Many projects I have done involved harvesting data from public sites. Data crawling is an exciting business. On one hand, it is easy to develop a crawler these days. In the Python world, plenty tutorials will show you how to build a simple crawler using the Python urllib, or building upon some more sophisticate tool like Scrapy.

    Fun with regular expression

    But before carried away by the fun and the power, let's lay down a ground rule — to respect peer server and try hard being a good web citizen. We surely learned a few lessons here. So please take notes and hopefully you won't fall into the same pit.

    Banned

    We used to joke about this — if you haven't been banned by a server, you haven't hit it hard enough. Well, we were banned.

    Our first version was a simple urllib based agent and could be run in multiprocessing mode. Target was a public site run by a small startup firm, which by rumor consisted mostly of developers, too. So we took this on almost like an arm race.

    from urllib3 import PoolManager, Retry, Timeout, ProxyManager
    
    class PlainUtility():
    
        def __init__(self):
            user_agent = 'Mozilla/5.0 (Windows; U; Windows NT 5.1; en-US; rv:1.9.0.7) Gecko/2009021910 Firefox/3.0.7'
            self.headers = {'User-Agent': user_agent}
            self.ip_url = 'http://icanhazip.com/'
            self.logger = logging.getLogger('gkp')
            retries = Retry(connect=5, read=5, redirect=5)
            self.agent = PoolManager(
                10, retries=retries, timeout=Timeout(total=30.0))
    
        def current_ip(self):
            return self.request(self.ip_url)
    
        def request(self, url):
            r = self.agent.request('GET', url)
            if r.status == 200:
                return r.data
            else:
                self.logger.error('status %s' % r.status)
    

    We kicked off the crawler in multiprocessing mode (between 200-300 subprocesses) and sat back to watch data pouring in, until a 403 forbidden, ban! Needless to say, the server must have experienced a trigger event which prompted the action. What could it be?

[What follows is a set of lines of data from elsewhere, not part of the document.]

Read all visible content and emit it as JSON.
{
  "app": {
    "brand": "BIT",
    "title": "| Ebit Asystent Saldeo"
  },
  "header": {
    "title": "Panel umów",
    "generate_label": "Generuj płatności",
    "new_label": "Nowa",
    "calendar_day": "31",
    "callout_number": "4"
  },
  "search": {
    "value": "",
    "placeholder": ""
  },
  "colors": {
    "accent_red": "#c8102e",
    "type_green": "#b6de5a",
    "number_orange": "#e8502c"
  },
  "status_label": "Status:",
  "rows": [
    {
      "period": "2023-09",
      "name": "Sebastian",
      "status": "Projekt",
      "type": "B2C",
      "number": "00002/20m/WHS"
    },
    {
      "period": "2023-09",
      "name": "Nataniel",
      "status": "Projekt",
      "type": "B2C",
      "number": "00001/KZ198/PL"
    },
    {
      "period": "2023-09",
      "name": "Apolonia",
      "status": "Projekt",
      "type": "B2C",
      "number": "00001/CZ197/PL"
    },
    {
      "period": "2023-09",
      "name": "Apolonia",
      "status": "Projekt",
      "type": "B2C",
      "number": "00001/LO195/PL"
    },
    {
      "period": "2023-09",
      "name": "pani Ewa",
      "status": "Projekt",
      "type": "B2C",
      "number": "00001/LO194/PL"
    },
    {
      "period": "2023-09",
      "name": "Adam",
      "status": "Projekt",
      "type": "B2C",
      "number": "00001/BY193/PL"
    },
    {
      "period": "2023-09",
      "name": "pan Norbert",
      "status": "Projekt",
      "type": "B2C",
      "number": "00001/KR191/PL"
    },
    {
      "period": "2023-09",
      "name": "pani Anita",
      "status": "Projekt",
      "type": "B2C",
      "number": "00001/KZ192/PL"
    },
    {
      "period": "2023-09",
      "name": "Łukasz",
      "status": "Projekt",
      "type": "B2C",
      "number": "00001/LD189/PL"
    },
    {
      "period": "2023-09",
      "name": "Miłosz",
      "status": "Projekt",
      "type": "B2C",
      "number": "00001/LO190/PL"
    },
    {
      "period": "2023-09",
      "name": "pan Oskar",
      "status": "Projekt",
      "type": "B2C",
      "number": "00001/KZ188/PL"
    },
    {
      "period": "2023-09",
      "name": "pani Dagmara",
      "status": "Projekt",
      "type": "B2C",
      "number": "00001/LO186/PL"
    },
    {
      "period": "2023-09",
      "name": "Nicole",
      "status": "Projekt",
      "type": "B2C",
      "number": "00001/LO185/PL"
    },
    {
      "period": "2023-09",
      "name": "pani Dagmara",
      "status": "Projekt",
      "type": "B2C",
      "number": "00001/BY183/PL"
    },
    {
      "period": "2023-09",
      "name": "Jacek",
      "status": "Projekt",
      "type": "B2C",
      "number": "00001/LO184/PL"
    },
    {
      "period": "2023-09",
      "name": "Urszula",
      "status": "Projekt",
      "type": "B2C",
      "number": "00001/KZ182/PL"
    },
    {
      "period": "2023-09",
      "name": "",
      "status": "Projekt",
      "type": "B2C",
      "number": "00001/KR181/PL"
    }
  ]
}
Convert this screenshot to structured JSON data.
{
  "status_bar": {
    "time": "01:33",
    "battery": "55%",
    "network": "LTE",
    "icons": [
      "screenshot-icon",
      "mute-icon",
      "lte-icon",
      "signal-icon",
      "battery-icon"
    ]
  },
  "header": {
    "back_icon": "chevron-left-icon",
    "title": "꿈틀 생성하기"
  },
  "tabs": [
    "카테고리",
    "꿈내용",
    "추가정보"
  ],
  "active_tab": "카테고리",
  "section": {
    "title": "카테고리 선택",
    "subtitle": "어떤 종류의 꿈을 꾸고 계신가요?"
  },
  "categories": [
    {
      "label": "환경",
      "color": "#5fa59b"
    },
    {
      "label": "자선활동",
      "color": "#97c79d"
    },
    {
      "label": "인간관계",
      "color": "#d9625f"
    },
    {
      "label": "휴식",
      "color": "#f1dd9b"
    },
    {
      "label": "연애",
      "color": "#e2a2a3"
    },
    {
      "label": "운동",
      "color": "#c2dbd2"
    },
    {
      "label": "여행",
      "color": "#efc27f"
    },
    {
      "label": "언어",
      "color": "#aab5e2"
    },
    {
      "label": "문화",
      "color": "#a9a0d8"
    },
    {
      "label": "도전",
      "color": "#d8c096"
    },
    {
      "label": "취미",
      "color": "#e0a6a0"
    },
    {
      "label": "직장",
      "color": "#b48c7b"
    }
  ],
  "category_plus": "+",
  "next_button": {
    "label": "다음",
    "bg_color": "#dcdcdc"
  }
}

    First, load. We suspected the load we were generating put us on the radar. This was a public site who claimed a over three million live daily users. However, I have always viewed such information with a grain of salt. So in this case, we guessed those million members were certainly not clicking at the same time as we were, and that site was likely hosted on a budget server as many startups have done. With this consideration, one measure to implement — throttling (and if you have a website, don't blow up your user number to make it look too good to be True, unless you are ready to handle the hits.)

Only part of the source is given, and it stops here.